On that tip I have more thoughts on what I've casually called "Codelaw", the embodiment of our laws into code that actually executes with real-world consequences. I suppose there is a range between the explicit laws that I identify (e.g. food stamp distributions, voting machines) and what might be better considered "design" and was, maybe, once "policy" (e.g. the interface of the food stamp software can radically change how a food stamp worker allocates benefits, even if all of the code properly implements the law).
In my most optimistic view, we can learn from games' most immersive properties to more consciously imbue our systems with the values we want and avoid the ones we don't.
Posted by: Gene Koo | Nov 20, 2008 at 17:00
Again, thanks for the comments, everyone.
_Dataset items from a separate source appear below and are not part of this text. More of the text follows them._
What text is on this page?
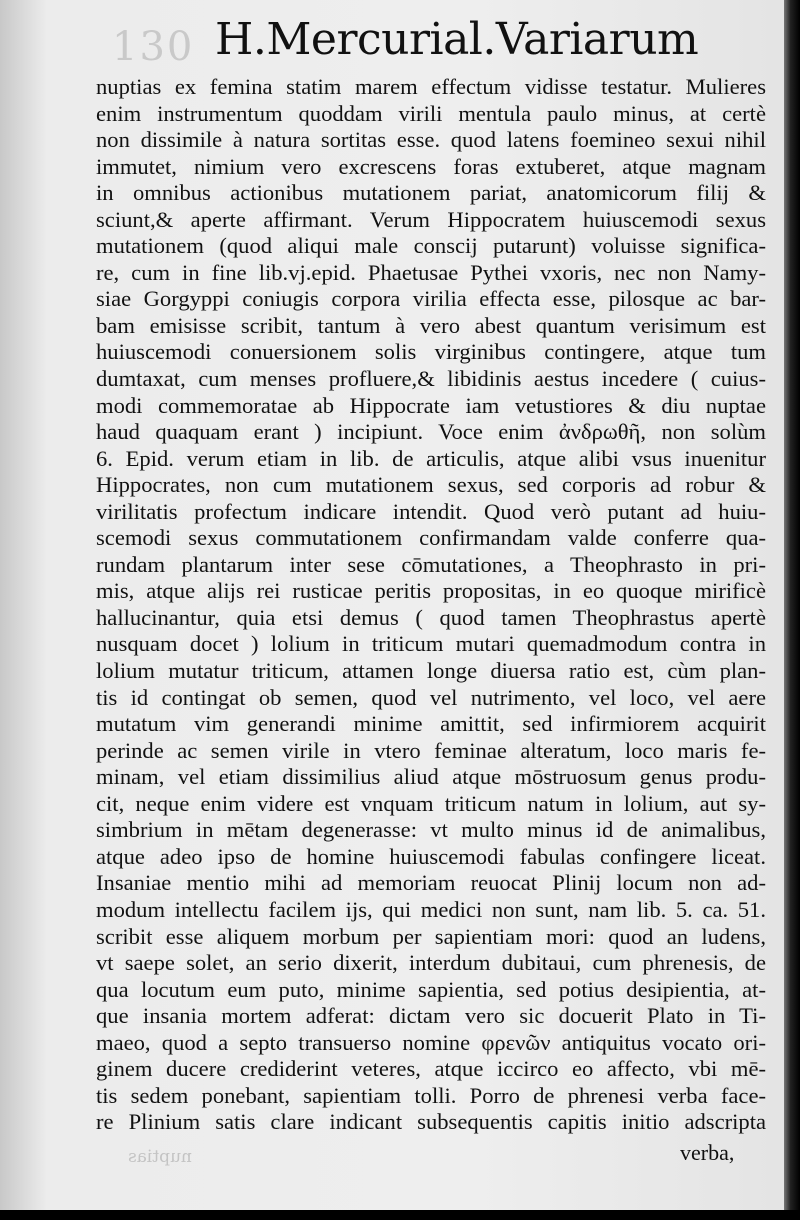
130
nuptias
H.Mercurial.Variarum
nuptias ex femina statim marem effectum vidisse testatur. Mulieres
enim instrumentum quoddam virili mentula paulo minus, at certè
non dissimile à natura sortitas esse. quod latens foemineo sexui nihil
immutet, nimium vero excrescens foras extuberet, atque magnam
in omnibus actionibus mutationem pariat, anatomicorum filij &
sciunt,& aperte affirmant. Verum Hippocratem huiuscemodi sexus
mutationem (quod aliqui male conscij putarunt) voluisse significa-
re, cum in fine lib.vj.epid. Phaetusae Pythei vxoris, nec non Namy-
siae Gorgyppi coniugis corpora virilia effecta esse, pilosque ac bar-
bam emisisse scribit, tantum à vero abest quantum verisimum est
huiuscemodi conuersionem solis virginibus contingere, atque tum
dumtaxat, cum menses profluere,& libidinis aestus incedere ( cuius-
modi commemoratae ab Hippocrate iam vetustiores & diu nuptae
haud quaquam erant ) incipiunt. Voce enim ἀνδρωθῆ, non solùm
6. Epid. verum etiam in lib. de articulis, atque alibi vsus inuenitur
Hippocrates, non cum mutationem sexus, sed corporis ad robur &
virilitatis profectum indicare intendit. Quod verò putant ad huiu-
scemodi sexus commutationem confirmandam valde conferre qua-
rundam plantarum inter sese cōmutationes, a Theophrasto in pri-
mis, atque alijs rei rusticae peritis propositas, in eo quoque mirificè
hallucinantur, quia etsi demus ( quod tamen Theophrastus apertè
nusquam docet ) lolium in triticum mutari quemadmodum contra in
lolium mutatur triticum, attamen longe diuersa ratio est, cùm plan-
tis id contingat ob semen, quod vel nutrimento, vel loco, vel aere
mutatum vim generandi minime amittit, sed infirmiorem acquirit
perinde ac semen virile in vtero feminae alteratum, loco maris fe-
minam, vel etiam dissimilius aliud atque mōstruosum genus produ-
cit, neque enim videre est vnquam triticum natum in lolium, aut sy-
simbrium in mētam degenerasse: vt multo minus id de animalibus,
atque adeo ipso de homine huiuscemodi fabulas confingere liceat.
Insaniae mentio mihi ad memoriam reuocat Plinij locum non ad-
modum intellectu facilem ijs, qui medici non sunt, nam lib. 5. ca. 51.
scribit esse aliquem morbum per sapientiam mori: quod an ludens,
vt saepe solet, an serio dixerit, interdum dubitaui, cum phrenesis, de
qua locutum eum puto, minime sapientia, sed potius desipientia, at-
que insania mortem adferat: dictam vero sic docuerit Plato in Ti-
maeo, quod a septo transuerso nomine φρενῶν antiquitus vocato ori-
ginem ducere crediderint veteres, atque iccirco eo affecto, vbi mē-
tis sedem ponebant, sapientiam tolli. Porro de phrenesi verba face-
re Plinium satis clare indicant subsequentis capitis initio adscripta
verba,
Greg, yes in some Frankfurt School sense late capitalism has those game-like qualities (I think the market always has, but that's another discussion). But the crucial difference is that that manufacturing of desire (conspiracy theories aside) was the outgrowth of a complex set of unbounded factors.
What I think is different about what we're seeing now (and this relates to your reference to Wark's work) is that institutions are beginning to imagine the human differently and incorporate game design into how they govern. They intentionally and explicitly contrive complex systems within which that gaming human (of a particular sort) performs.
This is a vast difference from how modern institutions operated for most of the history of capitalism, when they worked from a rational bureaucratic approach to governance of themselves and their subjects (as the OP gestured toward, this was based on a different picture of the human). The ways in which those institutions, in their bureaucratic logic, differed from both the market and certain political forms (such as democracy) is connected, I would surmise, with all sorts of interesting clashes throughout that period. So the point is that, while game-like aspects of our experience have always been around, we're seeing institutions beginning to see the human differently and becoming increasingly interested in finding ways to bring game design techniques into how they go about their business.